Compare this to the bitchy ocean, the subject of many poets’ verses, and you see she is never quite the same twice. Her tides ebb and flow and the beaches are assaulted by what Rudyard Kipling called “the heave and the halt and the hurl and the crash,” or the “crazy-eyed hurricane,” and he concluded “so and no otherwise hillmen desire their hills!”
And why is this?
For Kipling and me, no other landscape will do. In a world of impermanence, fly-by-night fads and falderal, the mountains prove unvarying and everlasting.
For the young girl who has lost daddy to death or divorce or the jilted lover who reaches for their partner in the night, “love” tragically becomes associated with “leave.” In this situation, he or she begins to withhold love in anticipation of the loss. The mountains hint that there must be something that we can count on with unwavering certainty.
This quality is the foundation of religion. I can’t tell you how often I’ve heard some visitor to Summit County say exactly this: “How can you not believe in God living in this place?”

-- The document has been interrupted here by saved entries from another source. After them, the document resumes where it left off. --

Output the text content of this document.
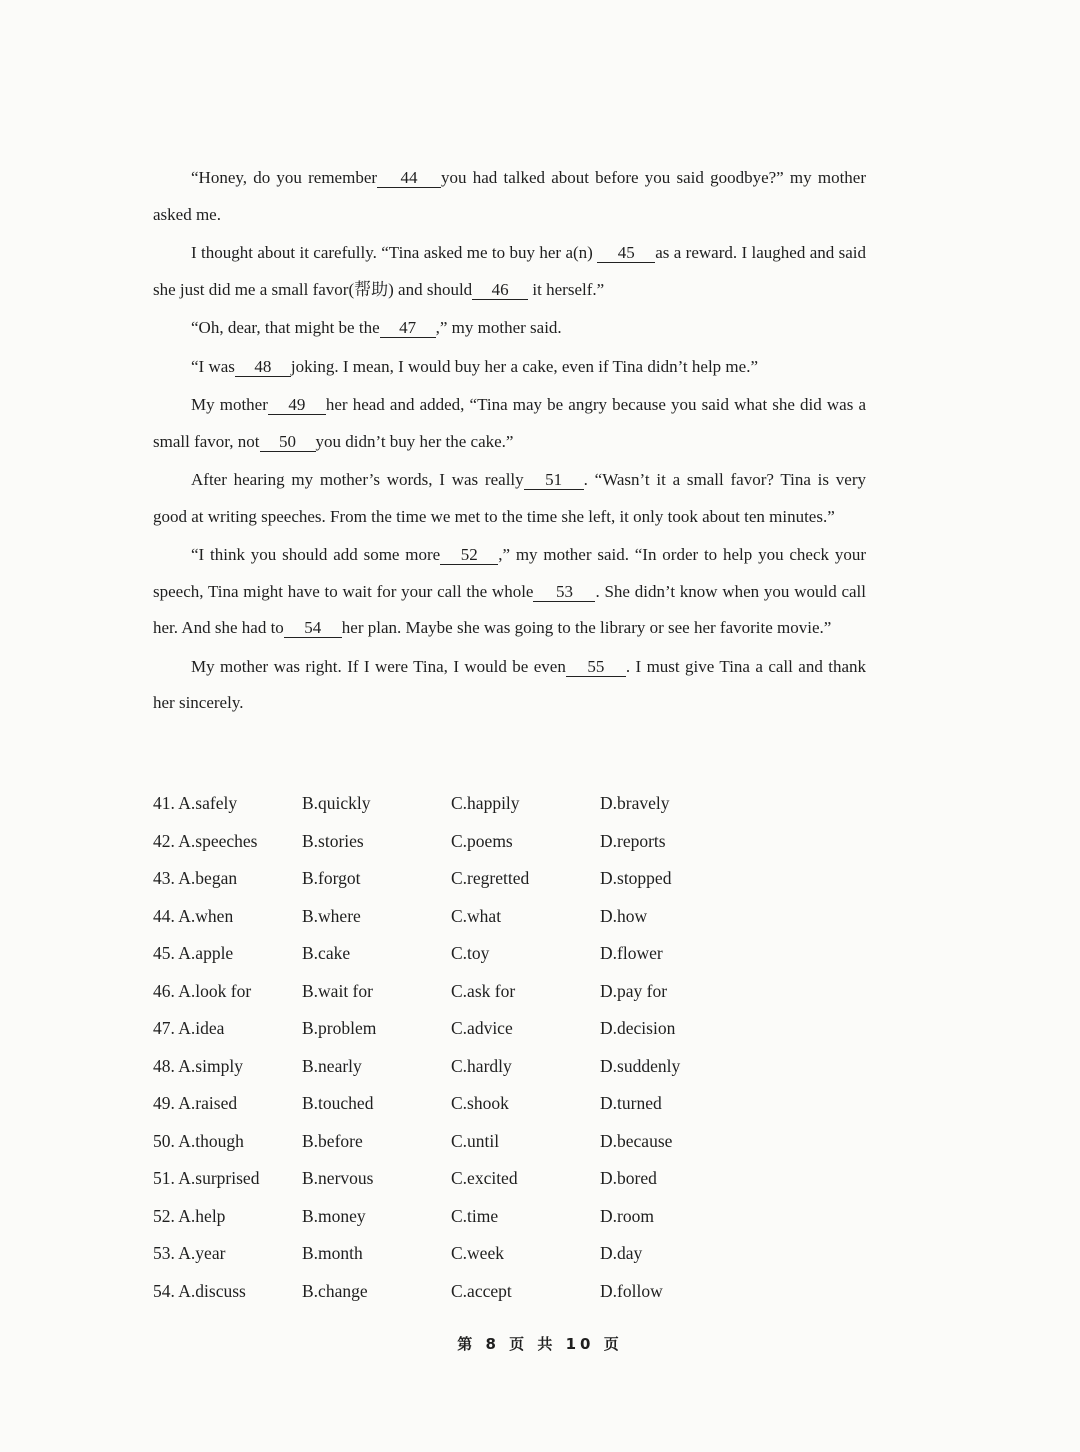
“Honey, do you remember 44 you had talked about before you said goodbye?” my mother asked me.

I thought about it carefully. “Tina asked me to buy her a(n) 45 as a reward. I laughed and said she just did me a small favor(帮助) and should 46 it herself.”

“Oh, dear, that might be the 47 ,” my mother said.

“I was 48 joking. I mean, I would buy her a cake, even if Tina didn’t help me.”

My mother 49 her head and added, “Tina may be angry because you said what she did was a small favor, not 50 you didn’t buy her the cake.”

After hearing my mother’s words, I was really 51 . “Wasn’t it a small favor? Tina is very good at writing speeches. From the time we met to the time she left, it only took about ten minutes.”

“I think you should add some more 52 ,” my mother said. “In order to help you check your speech, Tina might have to wait for your call the whole 53 . She didn’t know when you would call her. And she had to 54 her plan. Maybe she was going to the library or see her favorite movie.”

My mother was right. If I were Tina, I would be even 55 . I must give Tina a call and thank her sincerely.

41. A.safely	B.quickly	C.happily	D.bravely
42. A.speeches	B.stories	C.poems	D.reports
43. A.began	B.forgot	C.regretted	D.stopped
44. A.when	B.where	C.what	D.how
45. A.apple	B.cake	C.toy	D.flower
46. A.look for	B.wait for	C.ask for	D.pay for
47. A.idea	B.problem	C.advice	D.decision
48. A.simply	B.nearly	C.hardly	D.suddenly
49. A.raised	B.touched	C.shook	D.turned
50. A.though	B.before	C.until	D.because
51. A.surprised	B.nervous	C.excited	D.bored
52. A.help	B.money	C.time	D.room
53. A.year	B.month	C.week	D.day
54. A.discuss	B.change	C.accept	D.follow
第 8 页 共 10 页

This absoluteness serves Christians as well as the seemingly new box to check, “Spiritual but not Religious.” Jehovah lived on a mountain, Zion it was called and the “Spiritual but not Religious” crowd that I know call the mountains their temple and crunching gravel their worship.
But the sheer indomitability of the mountains serves the atheist as well. They share with their religious brethren the desire for something, anything to prove absolutely so or not so.
“The mountains don’t care,” is a warning sign you see around here that reminds us that visiting the mountains carries with it much risk. It captures perfectly their benevolent indifference.
I say benevolent because I find it satisfying to know that something or someone can actually treat us all the same, yesterday, today and in faith, tomorrow. I am satisfied to know that there will not be differing measures for me or for anyone else when we ascend the same peak. We will either get to the summit or we won’t.
Jim Harrison, author of the novella “Legends of the Fall,” which they made into a film, said in a recent interview that “the singular pleasure of age is really not giving a shit.” And maybe that’s what I admire most about the mountains. At 200 million years or more, politics and other dramas, our individual lives, and any sense of entitlement bear little weight on this type of scale. Humility is the only reasonable response.
I am more like the ocean than the mountains. I am high and low, up and down, back and forth far more than I am steadfast and firm. Yet, at least each morning when I look out at the solid backbone of Colorado, I’ve got something to aim for.